The answer is $f(x) = x^2 + Cx$ for all $C \in \mathbb{Z}$, which works since \[ \sum_{cyc} a^2 + Ca = a^2 + b^2 + c^2 + C(a+b+c) = a^2 + b^2 + c^2 \]over all $a + b + c = 0$. Let $g(x) = f(x) - x^2$ - the condition translates into $g(a) + g(b) + g(c) = 0$ for all $a + b + c = 0$. Clearly $g(0) = 0$. Let $g(1) = C$ - we prove by induction that $g(x) = Cx$ which clearly finishes. Indeed, $P(a, -a, 0)$ gives $g$ odd, and by induction with base case $x = 1$ (and assuming we have proved it for $1$ through $n$), $P(n, 1, -n-1)$ for gives $g(-n-1) = C(-n-1)$. Since $g$ is odd, we are done.

Let $g(x)=f(x)-x^2$. Then $g(a)+g(b)+g(c)=0$ for $a+b+c=0$. Plugging in $a=b=c=0$ gives $g(0)=0$. Plugging in $b=-a$ and $c=0$ gives $g(a)+g(-a)=0$ so $g$ is odd. Plugging in $c=-a-b$ gives $g(a)+g(b)=g(a+b)$, so $g(x)=cx$ for some $c$. Therefore, $\boxed{f(x)=x^2+cx}$.

We claim the only functions are $\boxed{f(x)\equiv x^2+kx}$ for $k\in\mathbb{Z}$. It is easy to check that these work. Let $P(a,b,c)$ denote the given assertion. $P(0,0,0)$ gives $f(0)=0$. $P(x,-x,0)$ gives $f(x)+f(-x)=2x^2$. $P(x,1,-1-x)$ gives $f(x+1)=f(x)+f(1)+2x$. By induction, $f(x)=xf(1)+x^2-x$, as desired. $\square$

Since $a+b+c=0$, our equation becomes $f(a)+f(b)+f(-(a+b))=a^2+b^2+(a+b)^2$. Our answer is $f(x)=x^2+cx$ for $c\in\mathbb{Z}$, and it is easy to see this satisfies our equation.
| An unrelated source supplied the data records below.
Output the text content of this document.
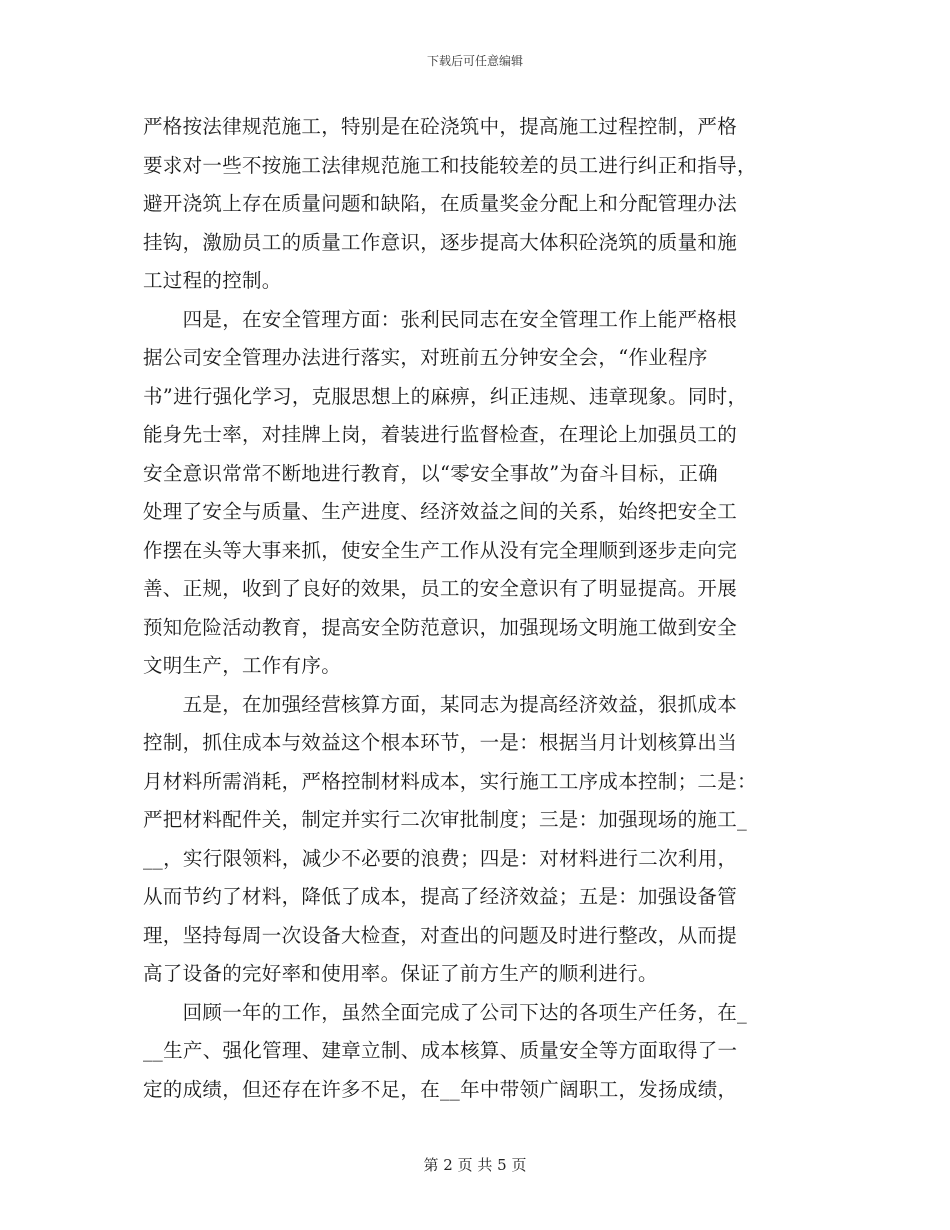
下载后可任意编辑
严格按法律规范施工，特别是在砼浇筑中，提高施工过程控制，严格
要求对一些不按施工法律规范施工和技能较差的员工进行纠正和指导，
避开浇筑上存在质量问题和缺陷，在质量奖金分配上和分配管理办法
挂钩，激励员工的质量工作意识，逐步提高大体积砼浇筑的质量和施
工过程的控制。
　　四是，在安全管理方面：张利民同志在安全管理工作上能严格根
据公司安全管理办法进行落实，对班前五分钟安全会，“作业程序
书”进行强化学习，克服思想上的麻痹，纠正违规、违章现象。同时，
能身先士率，对挂牌上岗，着装进行监督检查，在理论上加强员工的
安全意识常常不断地进行教育，以“零安全事故”为奋斗目标，正确
处理了安全与质量、生产进度、经济效益之间的关系，始终把安全工
作摆在头等大事来抓，使安全生产工作从没有完全理顺到逐步走向完
善、正规，收到了良好的效果，员工的安全意识有了明显提高。开展
预知危险活动教育，提高安全防范意识，加强现场文明施工做到安全
文明生产，工作有序。
　　五是，在加强经营核算方面，某同志为提高经济效益，狠抓成本
控制，抓住成本与效益这个根本环节，一是：根据当月计划核算出当
月材料所需消耗，严格控制材料成本，实行施工工序成本控制；二是：
严把材料配件关，制定并实行二次审批制度；三是：加强现场的施工_
__，实行限领料，减少不必要的浪费；四是：对材料进行二次利用，
从而节约了材料，降低了成本，提高了经济效益；五是：加强设备管
理，坚持每周一次设备大检查，对查出的问题及时进行整改，从而提
高了设备的完好率和使用率。保证了前方生产的顺利进行。
　　回顾一年的工作，虽然全面完成了公司下达的各项生产任务，在_
__生产、强化管理、建章立制、成本核算、质量安全等方面取得了一
定的成绩，但还存在许多不足，在__年中带领广阔职工，发扬成绩，
第 2 页 共 5 页
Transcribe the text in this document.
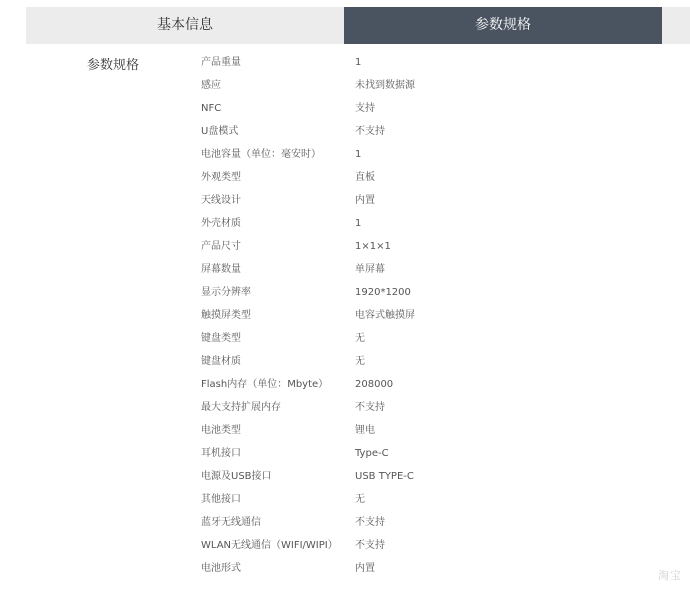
基本信息	参数规格
参数规格	产品重量	1
感应	未找到数据源
NFC	支持
U盘模式	不支持
电池容量（单位：毫安时）	1
外观类型	直板
天线设计	内置
外壳材质	1
产品尺寸	1×1×1
屏幕数量	单屏幕
显示分辨率	1920*1200
触摸屏类型	电容式触摸屏
键盘类型	无
键盘材质	无
Flash内存（单位：Mbyte）	208000
最大支持扩展内存	不支持
电池类型	锂电
耳机接口	Type-C
电源及USB接口	USB TYPE-C
其他接口	无
蓝牙无线通信	不支持
WLAN无线通信（WIFI/WIPI） 不支持
电池形式	内置
淘宝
Plugging in $a=b=0$, we get $f(0)=0$, and plugging in $b=-a$ and $c=0$, we get $f(a)+f(-a)=2a^2$. Thus, we have \[f(a)+f(b)+f(-(a+b))+f(a+b)=f(a)+f(b)+2(a+b)^2=a^2+b^2+(a+b)^2+f(a+b),\]which gives $f(a)+f(b)+2ab=f(a+b)$. Now, Let $g(x)=f(x)-x^2$, so \[g(a)+g(b)=(f(a)-a^2)+(f(b)-b^2)+(2ab-2ab) = f(a+b)-(a+b)^2 = g(a+b),\]meaning $g$ satisfies Cauchy. Since $g$ is over the integers, we must have that $g$ is linear, so $g(x)=cx$, and $f(x)=x^2+cx$, as desired.

The only solution is $f(x) = x^2 + nx$ for some integer constant $n$. These work. Now we prove they are the only solutions. Let $g(x) = f(x) - x^2$. We have $g(a) + g(b) + g(c) = 0$ if $a + b + c = 0$. Let $P(a,b,c)$ be this assertion. $P(0,0,0): g(0) = 0$. $P(a,-a,0): g(a) + g(-a) = 0$, so $g$ is odd. $P(a, b, -(a+b)): g(a) + g(b) + g(-(a+b)) = 0$, so $g(a) + g(b) = g(a+b)$, implying that $g(x) = nx$ for some constant $n$.